Prediction of stress-strain behavior of carbon fabric woven composites by deep neural network

In this work, a novel deep neural network was proposed for predicting the mechanical behavior of plain carbon fabric reinforced woven composites. The deep neural network was trained by a pre-simulated stress-strain curve database of woven composites depending on yarn structures and the mechanical properties of the fiber and matrix. Micro-mechanics-based multi-scale analyses of woven composites were conducted for progressive damage analysis. These analyses utilized the stress amplification factor to transfer stress between the micro-scale and meso-scale simulations and the respective failure criteria were applied for micro-scale stresses of the fiber and matrix, respectively.
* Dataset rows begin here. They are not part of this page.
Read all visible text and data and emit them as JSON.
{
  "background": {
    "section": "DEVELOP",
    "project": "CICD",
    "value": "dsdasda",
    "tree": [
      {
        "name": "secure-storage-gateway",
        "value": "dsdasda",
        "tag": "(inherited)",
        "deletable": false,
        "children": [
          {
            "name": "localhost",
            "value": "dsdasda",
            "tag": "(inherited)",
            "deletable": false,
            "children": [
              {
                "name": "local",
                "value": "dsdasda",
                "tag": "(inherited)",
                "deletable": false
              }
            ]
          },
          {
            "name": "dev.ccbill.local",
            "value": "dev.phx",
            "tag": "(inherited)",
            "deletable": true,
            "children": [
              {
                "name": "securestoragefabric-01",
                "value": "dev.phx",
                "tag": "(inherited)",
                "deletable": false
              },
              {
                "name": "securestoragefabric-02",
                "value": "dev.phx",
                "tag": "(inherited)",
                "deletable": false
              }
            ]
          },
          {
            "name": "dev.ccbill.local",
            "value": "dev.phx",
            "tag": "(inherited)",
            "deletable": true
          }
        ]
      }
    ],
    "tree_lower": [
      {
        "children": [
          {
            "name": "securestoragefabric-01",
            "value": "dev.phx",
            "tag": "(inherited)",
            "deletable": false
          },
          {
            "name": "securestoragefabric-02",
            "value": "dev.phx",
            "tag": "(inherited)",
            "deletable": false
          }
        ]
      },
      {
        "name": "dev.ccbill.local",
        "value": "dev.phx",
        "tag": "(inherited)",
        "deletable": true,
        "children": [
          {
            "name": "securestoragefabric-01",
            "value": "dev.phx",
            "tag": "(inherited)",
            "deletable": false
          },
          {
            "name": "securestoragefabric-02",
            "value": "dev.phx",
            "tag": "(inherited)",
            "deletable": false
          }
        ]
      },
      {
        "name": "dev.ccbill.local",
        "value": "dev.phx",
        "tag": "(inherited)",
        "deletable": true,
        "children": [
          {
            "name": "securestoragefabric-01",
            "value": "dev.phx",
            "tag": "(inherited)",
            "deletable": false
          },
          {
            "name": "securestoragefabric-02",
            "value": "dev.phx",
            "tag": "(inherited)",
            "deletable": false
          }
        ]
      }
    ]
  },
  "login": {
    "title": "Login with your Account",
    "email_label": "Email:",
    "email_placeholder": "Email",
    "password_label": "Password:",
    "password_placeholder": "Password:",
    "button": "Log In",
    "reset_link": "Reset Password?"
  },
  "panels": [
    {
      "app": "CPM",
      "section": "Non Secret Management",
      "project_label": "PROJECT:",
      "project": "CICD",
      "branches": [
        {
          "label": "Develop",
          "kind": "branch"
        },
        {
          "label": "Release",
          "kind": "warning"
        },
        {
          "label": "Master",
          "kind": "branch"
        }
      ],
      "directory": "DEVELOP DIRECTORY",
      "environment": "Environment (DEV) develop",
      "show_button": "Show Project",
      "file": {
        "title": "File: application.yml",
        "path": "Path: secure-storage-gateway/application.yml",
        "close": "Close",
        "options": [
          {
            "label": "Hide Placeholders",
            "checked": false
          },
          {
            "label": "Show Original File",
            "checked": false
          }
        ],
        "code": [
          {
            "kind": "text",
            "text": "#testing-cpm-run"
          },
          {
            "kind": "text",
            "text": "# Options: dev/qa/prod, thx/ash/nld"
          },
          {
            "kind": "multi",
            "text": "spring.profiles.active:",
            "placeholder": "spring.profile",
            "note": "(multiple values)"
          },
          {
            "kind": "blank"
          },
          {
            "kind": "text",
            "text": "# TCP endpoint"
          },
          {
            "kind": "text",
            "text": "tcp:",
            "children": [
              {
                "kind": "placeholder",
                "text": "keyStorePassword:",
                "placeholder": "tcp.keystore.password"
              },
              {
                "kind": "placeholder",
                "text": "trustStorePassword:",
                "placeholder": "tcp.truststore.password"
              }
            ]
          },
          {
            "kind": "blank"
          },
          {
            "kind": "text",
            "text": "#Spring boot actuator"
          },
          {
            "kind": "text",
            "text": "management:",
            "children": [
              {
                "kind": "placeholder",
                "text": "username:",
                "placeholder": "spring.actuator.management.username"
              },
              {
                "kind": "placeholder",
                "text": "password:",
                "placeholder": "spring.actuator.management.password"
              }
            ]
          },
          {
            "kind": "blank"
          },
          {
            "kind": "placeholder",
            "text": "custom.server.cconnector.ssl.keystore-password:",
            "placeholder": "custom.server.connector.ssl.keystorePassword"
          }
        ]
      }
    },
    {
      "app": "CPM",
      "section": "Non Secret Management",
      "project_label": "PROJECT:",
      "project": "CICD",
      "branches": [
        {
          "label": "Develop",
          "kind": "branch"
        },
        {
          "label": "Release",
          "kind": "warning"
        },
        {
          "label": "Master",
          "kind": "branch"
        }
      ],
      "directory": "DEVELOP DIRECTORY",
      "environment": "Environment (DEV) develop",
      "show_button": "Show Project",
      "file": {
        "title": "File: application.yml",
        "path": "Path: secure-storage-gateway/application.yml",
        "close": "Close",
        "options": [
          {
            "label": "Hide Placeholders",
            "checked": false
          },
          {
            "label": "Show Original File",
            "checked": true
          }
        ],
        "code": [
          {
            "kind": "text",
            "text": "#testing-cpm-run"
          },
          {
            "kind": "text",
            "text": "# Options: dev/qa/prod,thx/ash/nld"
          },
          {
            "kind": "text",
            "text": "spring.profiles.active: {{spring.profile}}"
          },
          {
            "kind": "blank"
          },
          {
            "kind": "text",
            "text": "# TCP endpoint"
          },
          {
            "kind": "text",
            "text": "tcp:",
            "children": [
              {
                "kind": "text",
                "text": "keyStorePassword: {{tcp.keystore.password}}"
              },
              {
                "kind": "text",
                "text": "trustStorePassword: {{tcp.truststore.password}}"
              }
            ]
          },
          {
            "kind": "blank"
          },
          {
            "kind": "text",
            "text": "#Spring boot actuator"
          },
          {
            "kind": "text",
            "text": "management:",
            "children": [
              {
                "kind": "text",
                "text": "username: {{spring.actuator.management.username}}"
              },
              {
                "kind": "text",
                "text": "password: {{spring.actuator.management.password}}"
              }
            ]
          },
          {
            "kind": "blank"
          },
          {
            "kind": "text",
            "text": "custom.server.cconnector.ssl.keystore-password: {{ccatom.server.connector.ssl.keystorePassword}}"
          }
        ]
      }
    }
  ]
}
The database of stress-strain curves under tensile, compressive and shear loading was acquired for different yarn geometries and constituent properties. These variables were used as training input and the resulting stress-strain curves were used as training output of the network. To optimize the network, hyper parameters of the neural network, such as the number of layers and nodes, were determined by the Hyperband optimization algorithm. The train and test of deep neural network model was performed by TensorFlow backend using the Keras library in Python. Mechanical tests were performed to validate the predicted mechanical behavior from both simulation and the deep neural network. As a result, the stress-strain curves under tensile, compressive and shear loading of arbitrary woven carbon composites can be successfully predicted in several seconds by the deep neural network with high accuracy.